Шаляпин неоднократно отмечал, что ему «трудно спрятать себя». Он даже сожалел, что его «физическое существо» помешает ему хорошо сыграть роль Санчо Пансы, «помешает сделать это как следует».

В роли Тонио Шаляпину было труднее всего «спрятать Шаляпина» (его собственное выражение). В самом деле, Тонио злодей, по существу, мелкий. Мелка его музыка, мелка (банальна) его страсть, и до пошлости мелка его месть. Человеческий отброс – вот кто такой Тонио. И вдруг этот исполинский шаляпинский рост, грандиозный по своей насыщенности и значительности голос, это чудовищно веское слово и этот даже в самых отвратительных проявлениях персонажа все же величественный в своем благородстве жест.

Актеру-певцу среднего масштаба в этой роли есть где разгуляться. Но для гиганта вся роль в целом представляет как бы детский костюм.
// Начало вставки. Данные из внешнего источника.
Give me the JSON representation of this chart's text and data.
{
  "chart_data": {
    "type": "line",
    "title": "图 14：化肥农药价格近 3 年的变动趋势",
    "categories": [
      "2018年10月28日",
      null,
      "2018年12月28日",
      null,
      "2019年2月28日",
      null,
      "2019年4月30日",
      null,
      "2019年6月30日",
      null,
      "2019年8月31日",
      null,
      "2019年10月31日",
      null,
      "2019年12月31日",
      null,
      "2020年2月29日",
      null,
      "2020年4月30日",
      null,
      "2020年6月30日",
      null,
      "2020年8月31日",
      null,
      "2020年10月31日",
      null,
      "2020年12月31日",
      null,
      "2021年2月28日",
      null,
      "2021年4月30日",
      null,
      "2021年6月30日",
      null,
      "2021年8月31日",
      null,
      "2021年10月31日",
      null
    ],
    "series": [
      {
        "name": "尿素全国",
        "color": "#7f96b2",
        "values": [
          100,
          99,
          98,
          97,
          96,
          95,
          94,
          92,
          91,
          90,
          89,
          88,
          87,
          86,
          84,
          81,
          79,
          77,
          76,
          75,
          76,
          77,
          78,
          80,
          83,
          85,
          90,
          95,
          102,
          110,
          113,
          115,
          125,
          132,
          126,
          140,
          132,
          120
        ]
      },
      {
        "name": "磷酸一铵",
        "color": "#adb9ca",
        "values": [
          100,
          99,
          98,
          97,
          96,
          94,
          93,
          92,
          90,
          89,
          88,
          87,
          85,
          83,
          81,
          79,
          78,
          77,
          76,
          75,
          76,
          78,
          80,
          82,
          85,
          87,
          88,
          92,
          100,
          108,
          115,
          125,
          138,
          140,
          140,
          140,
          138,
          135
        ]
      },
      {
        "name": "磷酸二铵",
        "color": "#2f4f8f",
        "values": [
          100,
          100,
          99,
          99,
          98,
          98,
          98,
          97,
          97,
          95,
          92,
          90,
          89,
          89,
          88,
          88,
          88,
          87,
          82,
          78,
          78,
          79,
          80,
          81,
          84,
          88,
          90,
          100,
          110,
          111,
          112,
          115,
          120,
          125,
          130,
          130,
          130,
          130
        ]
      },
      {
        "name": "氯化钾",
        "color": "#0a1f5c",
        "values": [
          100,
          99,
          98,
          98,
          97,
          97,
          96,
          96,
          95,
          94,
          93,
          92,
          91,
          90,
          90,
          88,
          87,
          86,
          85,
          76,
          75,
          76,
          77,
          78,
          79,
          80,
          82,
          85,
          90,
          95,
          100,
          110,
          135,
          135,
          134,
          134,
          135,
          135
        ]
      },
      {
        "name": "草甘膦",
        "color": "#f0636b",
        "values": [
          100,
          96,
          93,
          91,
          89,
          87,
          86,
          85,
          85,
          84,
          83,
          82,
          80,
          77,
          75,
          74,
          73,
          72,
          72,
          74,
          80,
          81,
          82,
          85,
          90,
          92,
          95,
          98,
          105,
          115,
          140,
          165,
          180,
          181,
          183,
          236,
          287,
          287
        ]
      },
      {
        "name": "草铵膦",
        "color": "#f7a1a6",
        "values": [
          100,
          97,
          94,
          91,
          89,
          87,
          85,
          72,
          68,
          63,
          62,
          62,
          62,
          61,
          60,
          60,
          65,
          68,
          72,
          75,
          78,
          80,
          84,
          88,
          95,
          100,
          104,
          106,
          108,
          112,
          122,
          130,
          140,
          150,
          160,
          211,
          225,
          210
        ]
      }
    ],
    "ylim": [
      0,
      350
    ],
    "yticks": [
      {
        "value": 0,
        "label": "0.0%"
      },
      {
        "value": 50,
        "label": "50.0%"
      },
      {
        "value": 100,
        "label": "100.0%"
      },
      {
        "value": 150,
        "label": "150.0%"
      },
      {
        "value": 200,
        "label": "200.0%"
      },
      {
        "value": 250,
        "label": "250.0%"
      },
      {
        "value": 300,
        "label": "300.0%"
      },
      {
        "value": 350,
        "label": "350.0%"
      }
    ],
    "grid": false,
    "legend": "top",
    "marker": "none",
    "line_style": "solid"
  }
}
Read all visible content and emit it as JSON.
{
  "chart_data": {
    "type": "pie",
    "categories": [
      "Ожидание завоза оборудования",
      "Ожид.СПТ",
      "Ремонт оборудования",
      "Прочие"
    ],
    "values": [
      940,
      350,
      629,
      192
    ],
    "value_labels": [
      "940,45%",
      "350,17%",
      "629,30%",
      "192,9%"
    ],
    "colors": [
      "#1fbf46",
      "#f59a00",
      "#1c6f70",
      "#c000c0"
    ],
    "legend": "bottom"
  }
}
Мы знаем, что Шаляпин умел и из музыкально слабого материала лепить замечательные вокальные образы. Кто предварительно знакомился с клавиром оперы Массне «Дон-Кихот», а затем слушал Шаляпина в заглавной роли, тот с трудом верил глазам и ушам своим – до того Шаляпин умел выражением больших человеческих чувств превзойти возможности композитора.

В партии же Тонио это Шаляпину не удавалось: при всех оговорках талантливый веризм Леонкавалло держал его в рамках определенных интонаций и ритмов. Не исключено, что какую-то роль играла и тесситура партии – баритоновая, а не басовая.

Конечно, Шаляпин пел и «Пролог» и всю партию лучше других исполнителей и то тут, то там озарял сцену лишь ему одному свойственным жестом или интонацией, но какая-то вялость, отсутствие захваченности творимым образом, отсутствие того самого внутреннего трепета, которым он действительно потрясал слушателей, отмечались и в пении и в игре. На сцене был Шаляпин, но не было «шаляпинского».

Другую, но почти столь же неблагодарную для творчества

<Стр. 516>

Шаляпина почву представляла опера Делиба «Лакме». Образ Нилаканты очерчен автором недостаточно сильно со стороны музыкальной драматургии. Нилаканта должен был бы предстать носителем патриотической идеи, ясно и ярко выраженным борцом против колонизаторов. На таком материале Шаляпин мог бы совершить обычное для него чудо. На деле все сводится к стремлению Нилаканты вернуть дочери ее улыбку и красивым, но драматически маловыразительным «Стансам». Роль схематична, образ Нилаканты мелковат, слащав. Конечно, и здесь Шаляпин был своеобразен и в высшей степени интересен, но «борисовского», «сальериевского» Шаляпина здесь все же не было, да и не могло быть.